Shel was not sure what Audrel meant or whether Tommy even heard her words. Shel did not notice that a few Littlelings had stood off among the crowd until they walked up to help Tommy stand up. They’re short, bowl-cut hair slicked back with sweat. They gave Audrel a wide berth as she walked past them, and they helped gather up Tommy and help her stand up. She leaned heavy on the two small children as she left the Shel’s garden. Shel went over to where Tommy had dropped her first knife and picked it up. He did not know what to do with it, so he brought it inside with him. Samuel was sitting on the ground where Audrel had almost attacked him. The patrons near the tavern were talking now, repeating what they had seen to each other, probably feeling the only way they could remember or believe what they saw was to describe to other people.
Neal stood at the entrance to the Pretty Beak tavern. His eyes were distant and his mouth was moving, but he was not looking at anyone. Tara Lastname was shaking him, but his mouth kept moving and he did not look toward her. Shel closed the door behind the crowd, bringing the knife into his house.
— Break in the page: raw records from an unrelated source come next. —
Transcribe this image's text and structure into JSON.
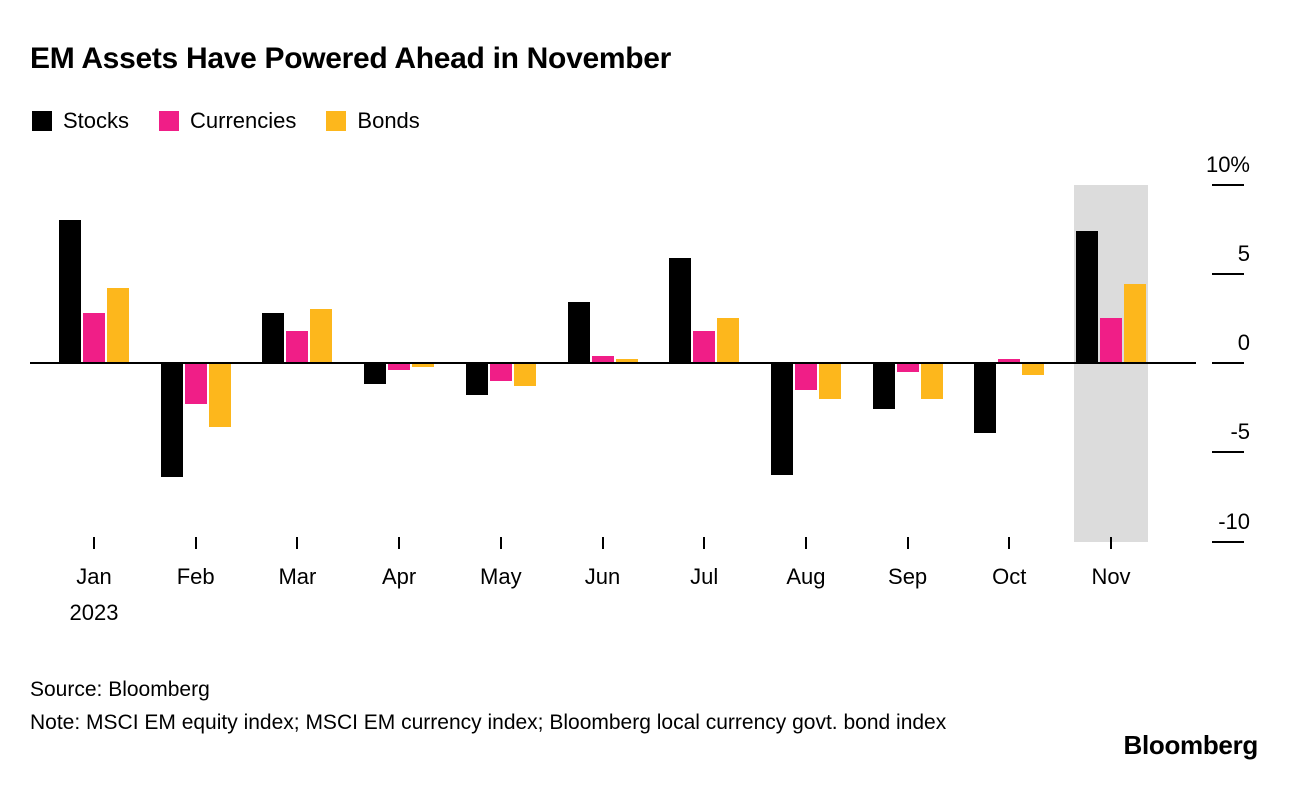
{
  "title": "EM Assets Have Powered Ahead in November",
  "legend": [
    {
      "label": "Stocks",
      "color": "#000000"
    },
    {
      "label": "Currencies",
      "color": "#f01e87"
    },
    {
      "label": "Bonds",
      "color": "#fdb71c"
    }
  ],
  "chart_data": {
    "type": "bar",
    "categories": [
      "Jan",
      "Feb",
      "Mar",
      "Apr",
      "May",
      "Jun",
      "Jul",
      "Aug",
      "Sep",
      "Oct",
      "Nov"
    ],
    "x_first_sub_label": "2023",
    "series": [
      {
        "name": "Stocks",
        "color": "#000000",
        "values": [
          8.0,
          -6.4,
          2.8,
          -1.2,
          -1.8,
          3.4,
          5.9,
          -6.3,
          -2.6,
          -3.9,
          7.4
        ]
      },
      {
        "name": "Currencies",
        "color": "#f01e87",
        "values": [
          2.8,
          -2.3,
          1.8,
          -0.4,
          -1.0,
          0.4,
          1.8,
          -1.5,
          -0.5,
          0.2,
          2.5
        ]
      },
      {
        "name": "Bonds",
        "color": "#fdb71c",
        "values": [
          4.2,
          -3.6,
          3.0,
          -0.2,
          -1.3,
          0.2,
          2.5,
          -2.0,
          -2.0,
          -0.7,
          4.4
        ]
      }
    ],
    "xlabel": "",
    "ylabel": "",
    "ylim": [
      -10,
      10
    ],
    "y_ticks": [
      10,
      5,
      0,
      -5,
      -10
    ],
    "y_tick_labels": [
      "10%",
      "5",
      "0",
      "-5",
      "-10"
    ],
    "grid": false,
    "legend_position": "top-left",
    "y_axis_side": "right",
    "highlight": {
      "category": "Nov",
      "color": "#dcdcdc"
    }
  },
  "footer": {
    "source": "Source: Bloomberg",
    "note": "Note: MSCI EM equity index; MSCI EM currency index; Bloomberg local currency govt. bond index",
    "logo": "Bloomberg"
  }
}
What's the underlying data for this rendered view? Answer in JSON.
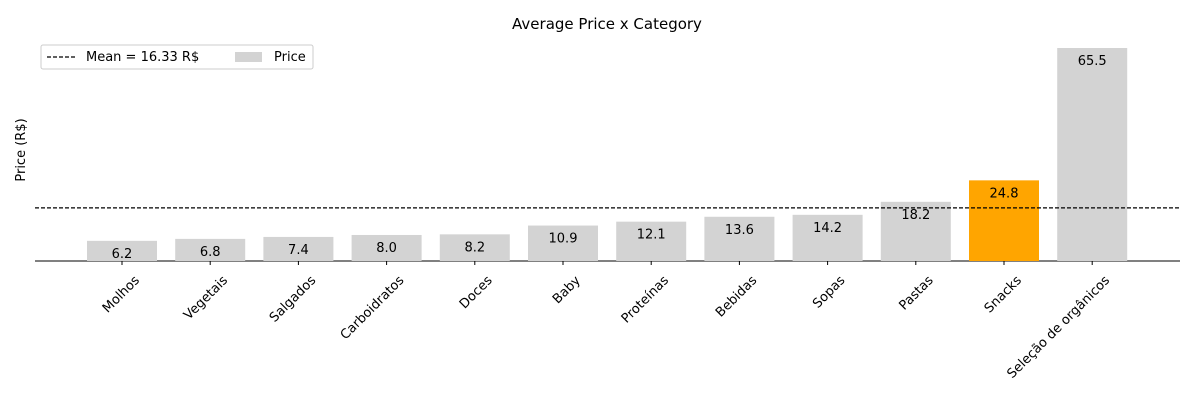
{
  "chart_data": {
    "type": "bar",
    "title": "Average Price x Category",
    "xlabel": "",
    "ylabel": "Price (R$)",
    "categories": [
      "Molhos",
      "Vegetais",
      "Salgados",
      "Carboidratos",
      "Doces",
      "Baby",
      "Proteínas",
      "Bebidas",
      "Sopas",
      "Pastas",
      "Snacks",
      "Seleção de orgânicos"
    ],
    "values": [
      6.2,
      6.8,
      7.4,
      8.0,
      8.2,
      10.9,
      12.1,
      13.6,
      14.2,
      18.2,
      24.8,
      65.5
    ],
    "data_labels": [
      "6.2",
      "6.8",
      "7.4",
      "8.0",
      "8.2",
      "10.9",
      "12.1",
      "13.6",
      "14.2",
      "18.2",
      "24.8",
      "65.5"
    ],
    "highlight_category": "Snacks",
    "colors": {
      "bar": "#d3d3d3",
      "highlight": "#ffa500",
      "mean_line": "#000000"
    },
    "mean": 16.33,
    "ylim": [
      0,
      65.5
    ],
    "grid": false,
    "legend": {
      "placement": "top-left",
      "entries": [
        {
          "label": "Mean = 16.33 R$",
          "kind": "dashed-line"
        },
        {
          "label": "Price",
          "kind": "bar"
        }
      ]
    }
  }
}
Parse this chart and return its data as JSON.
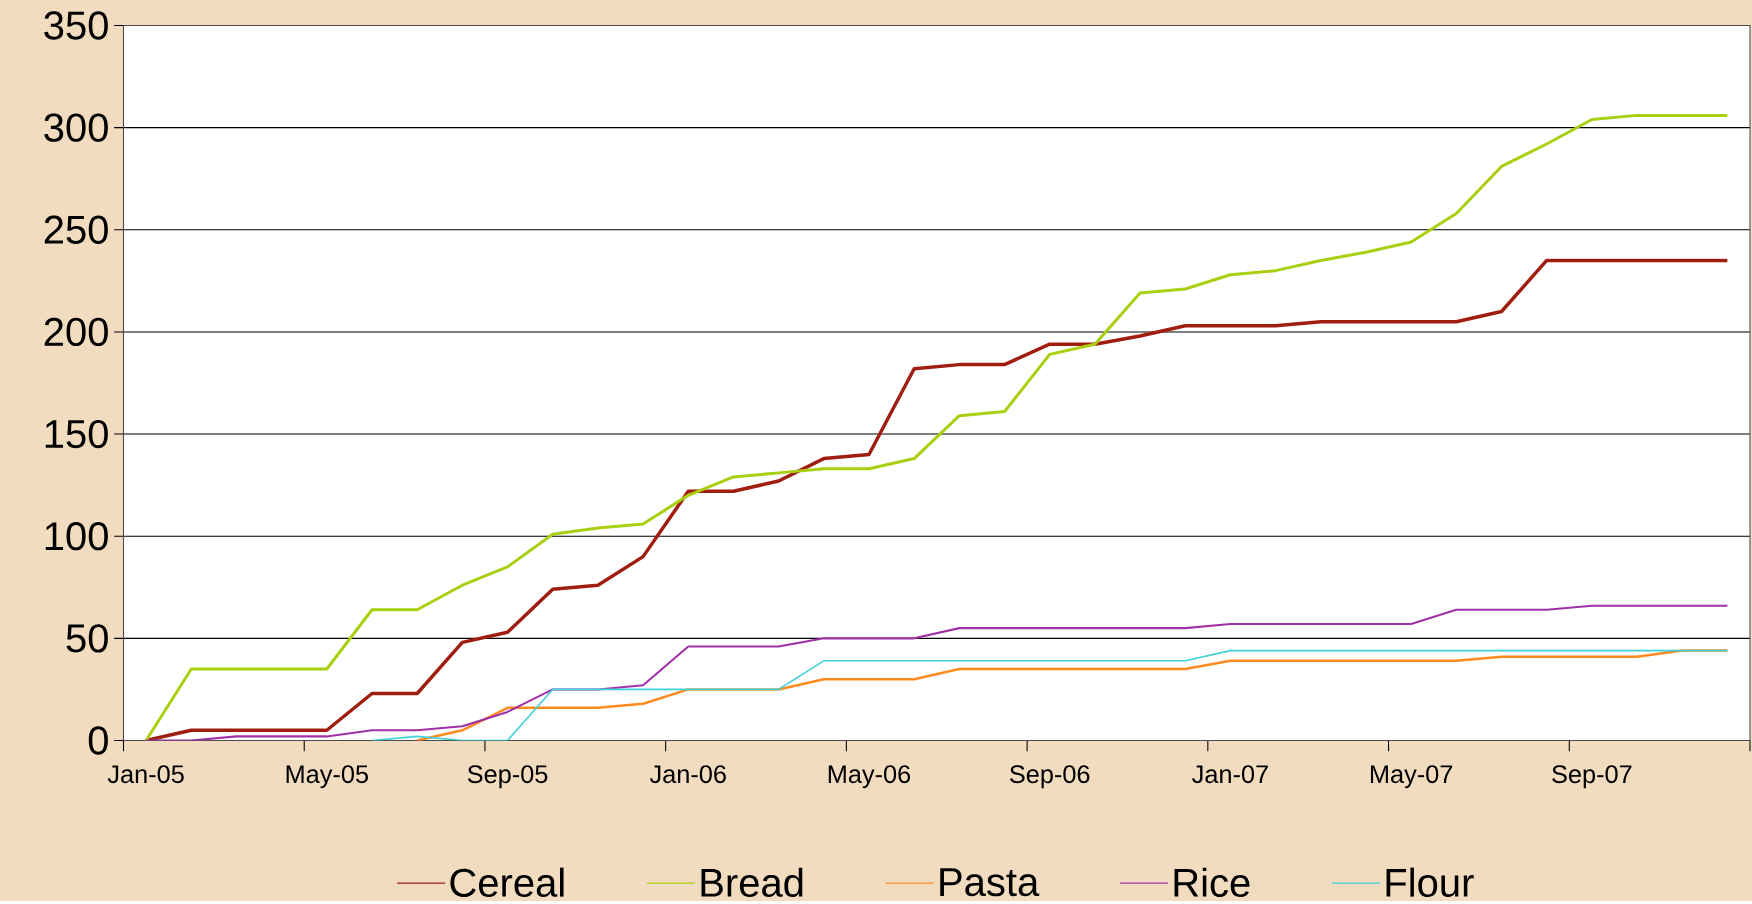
{
  "chart_data": {
    "type": "line",
    "categories": [
      "Jan-05",
      null,
      null,
      null,
      "May-05",
      null,
      null,
      null,
      "Sep-05",
      null,
      null,
      null,
      "Jan-06",
      null,
      null,
      null,
      "May-06",
      null,
      null,
      null,
      "Sep-06",
      null,
      null,
      null,
      "Jan-07",
      null,
      null,
      null,
      "May-07",
      null,
      null,
      null,
      "Sep-07",
      null,
      null,
      null
    ],
    "series": [
      {
        "name": "Cereal",
        "color": "#a01e10",
        "values": [
          0,
          5,
          5,
          5,
          5,
          23,
          23,
          48,
          53,
          74,
          76,
          90,
          122,
          122,
          127,
          138,
          140,
          182,
          184,
          184,
          194,
          194,
          198,
          203,
          203,
          203,
          205,
          205,
          205,
          205,
          210,
          235,
          235,
          235,
          235,
          235
        ]
      },
      {
        "name": "Bread",
        "color": "#a8d010",
        "values": [
          0,
          35,
          35,
          35,
          35,
          64,
          64,
          76,
          85,
          101,
          104,
          106,
          120,
          129,
          131,
          133,
          133,
          138,
          159,
          161,
          189,
          194,
          219,
          221,
          228,
          230,
          235,
          239,
          244,
          258,
          281,
          292,
          304,
          306,
          306,
          306
        ]
      },
      {
        "name": "Pasta",
        "color": "#ff8a20",
        "values": [
          null,
          null,
          null,
          null,
          null,
          null,
          0,
          5,
          16,
          16,
          16,
          18,
          25,
          25,
          25,
          30,
          30,
          30,
          35,
          35,
          35,
          35,
          35,
          35,
          39,
          39,
          39,
          39,
          39,
          39,
          41,
          41,
          41,
          41,
          44,
          44
        ]
      },
      {
        "name": "Rice",
        "color": "#a030a8",
        "values": [
          0,
          0,
          2,
          2,
          2,
          5,
          5,
          7,
          14,
          25,
          25,
          27,
          46,
          46,
          46,
          50,
          50,
          50,
          55,
          55,
          55,
          55,
          55,
          55,
          57,
          57,
          57,
          57,
          57,
          64,
          64,
          64,
          66,
          66,
          66,
          66
        ]
      },
      {
        "name": "Flour",
        "color": "#40d0d8",
        "values": [
          null,
          null,
          null,
          null,
          null,
          0,
          2,
          0,
          0,
          25,
          25,
          25,
          25,
          25,
          25,
          39,
          39,
          39,
          39,
          39,
          39,
          39,
          39,
          39,
          44,
          44,
          44,
          44,
          44,
          44,
          44,
          44,
          44,
          44,
          44,
          44
        ]
      }
    ],
    "ylim": [
      0,
      350
    ],
    "yticks": [
      0,
      50,
      100,
      150,
      200,
      250,
      300,
      350
    ],
    "grid": "y",
    "legend": "bottom",
    "marker": "none",
    "line_style": "solid"
  }
}
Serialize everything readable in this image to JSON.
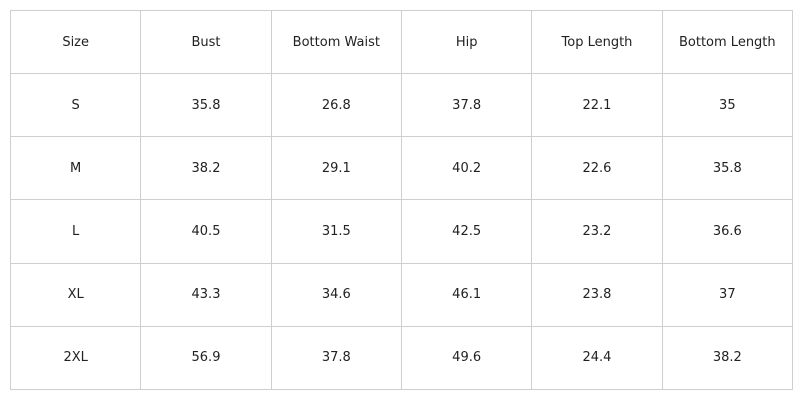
{
  "table": {
    "header": [
      "Size",
      "Bust",
      "Bottom Waist",
      "Hip",
      "Top Length",
      "Bottom Length"
    ],
    "rows": [
      [
        "S",
        35.8,
        26.8,
        37.8,
        22.1,
        35
      ],
      [
        "M",
        38.2,
        29.1,
        40.2,
        22.6,
        35.8
      ],
      [
        "L",
        40.5,
        31.5,
        42.5,
        23.2,
        36.6
      ],
      [
        "XL",
        43.3,
        34.6,
        46.1,
        23.8,
        37
      ],
      [
        "2XL",
        56.9,
        37.8,
        49.6,
        24.4,
        38.2
      ]
    ]
  }
}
Shel brought the knife over to the chest and placed it on top of the chest. The knife was still wet from Tommy’s sweat, and it glistened. Audrel had not bothered to cover up the chest after removing it earlier in the day. The knife looked to have been made for kitchen use. It was very sharp, Tommy probably spending much time tending to it. Shel knew that on the streets it was best to be ready for anything. He did not know, however, how anyone could get ready for what Audrel had done to Tommy.